There was a word missing from the speech Pete Buttigieg gave in South Bend, Indiana, announcing his presidential campaign. It’s a word you heard twice in Bernie Sanders’s and Beto O’Rourke’s announcement speeches, nine times in Cory Booker’s, 21 times in Kirsten Gillibrand’s, 23 times in Kamala Harris’s, and 25 times in Elizabeth Warren’s.
That word? “Fight.”
Instead, Buttigieg returned to a word those speeches shied away from, a word whose relative absence from the Democratic primary is all the stranger given its potency in past Democratic campaigns.
That word? “Hope,” which Buttigieg said eight times, Gillibrand said three times, O’Rourke uttered once, and Sanders, Harris, Warren, and Booker avoided entirely.

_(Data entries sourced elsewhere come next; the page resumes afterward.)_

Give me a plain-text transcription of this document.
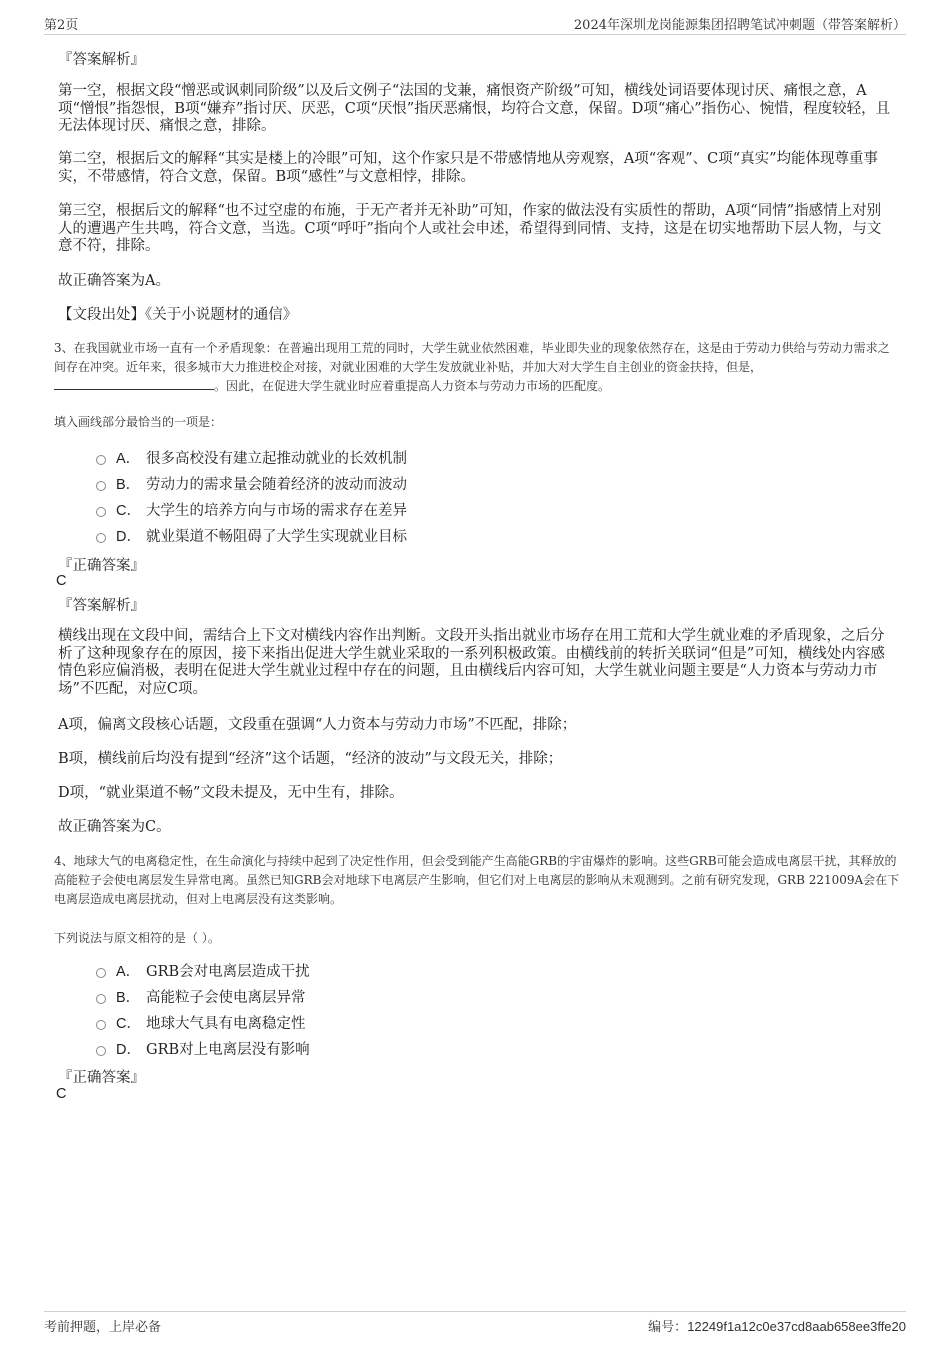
第2页	2024年深圳龙岗能源集团招聘笔试冲刺题（带答案解析）
『答案解析』
第一空，根据文段“憎恶或讽刺同阶级”以及后文例子“法国的戈兼，痛恨资产阶级”可知，横线处词语要体现讨厌、痛恨之意，A项“憎恨”指怨恨，B项“嫌弃”指讨厌、厌恶，C项“厌恨”指厌恶痛恨，均符合文意，保留。D项“痛心”指伤心、惋惜，程度较轻，且无法体现讨厌、痛恨之意，排除。
第二空，根据后文的解释“其实是楼上的冷眼”可知，这个作家只是不带感情地从旁观察，A项“客观”、C项“真实”均能体现尊重事实，不带感情，符合文意，保留。B项“感性”与文意相悖，排除。
第三空，根据后文的解释“也不过空虚的布施，于无产者并无补助”可知，作家的做法没有实质性的帮助，A项“同情”指感情上对别人的遭遇产生共鸣，符合文意，当选。C项“呼吁”指向个人或社会申述，希望得到同情、支持，这是在切实地帮助下层人物，与文意不符，排除。
故正确答案为A。
【文段出处】《关于小说题材的通信》
3、在我国就业市场一直有一个矛盾现象：在普遍出现用工荒的同时，大学生就业依然困难，毕业即失业的现象依然存在，这是由于劳动力供给与劳动力需求之间存在冲突。近年来，很多城市大力推进校企对接，对就业困难的大学生发放就业补贴，并加大对大学生自主创业的资金扶持，但是，。因此，在促进大学生就业时应着重提高人力资本与劳动力市场的匹配度。
填入画线部分最恰当的一项是：
A． 很多高校没有建立起推动就业的长效机制
B． 劳动力的需求量会随着经济的波动而波动
C． 大学生的培养方向与市场的需求存在差异
D． 就业渠道不畅阻碍了大学生实现就业目标
『正确答案』
C
『答案解析』
横线出现在文段中间，需结合上下文对横线内容作出判断。文段开头指出就业市场存在用工荒和大学生就业难的矛盾现象，之后分析了这种现象存在的原因，接下来指出促进大学生就业采取的一系列积极政策。由横线前的转折关联词“但是”可知，横线处内容感情色彩应偏消极，表明在促进大学生就业过程中存在的问题，且由横线后内容可知，大学生就业问题主要是“人力资本与劳动力市场”不匹配，对应C项。
A项，偏离文段核心话题，文段重在强调“人力资本与劳动力市场”不匹配，排除；
B项，横线前后均没有提到“经济”这个话题，“经济的波动”与文段无关，排除；
D项，“就业渠道不畅”文段未提及，无中生有，排除。
故正确答案为C。
4、地球大气的电离稳定性，在生命演化与持续中起到了决定性作用，但会受到能产生高能GRB的宇宙爆炸的影响。这些GRB可能会造成电离层干扰，其释放的高能粒子会使电离层发生异常电离。虽然已知GRB会对地球下电离层产生影响，但它们对上电离层的影响从未观测到。之前有研究发现，GRB 221009A会在下电离层造成电离层扰动，但对上电离层没有这类影响。
下列说法与原文相符的是（ ）。
A． GRB会对电离层造成干扰
B． 高能粒子会使电离层异常
C． 地球大气具有电离稳定性
D． GRB对上电离层没有影响
『正确答案』
C
考前押题，上岸必备	编号：12249f1a12c0e37cd8aab658ee3ffe20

Bill Clinton, famously, was “the man from Hope.” Barack Obama ran on “hope and change.” But hope has become unfashionable in the Democratic primary. Partly, that’s because Democrats are trying to build a legacy distinct from Obama’s and are looking for language of their own. Partly that’s because the lesson many Democrats took from Sanders’s strong showing in 2016, and Donald Trump’s victory, is that an angry country is looking for fighters — and no matter how many times Hillary Clinton played “Fight Song” at rallies, a critical mass of voters didn’t think she really meant it (more on the gendered dynamics of this in a minute).
Buttigieg’s rise has been unexpected and, to be honest, a bit weird. Young mayors of midsize cities don’t typically vault ahead of talented presidential fields to poll third in Iowa and New Hampshire before they’ve even officially announced their campaigns. “Candidly, I don’t even know all the reasons why this is going so well,” Buttigieg told New York magazine.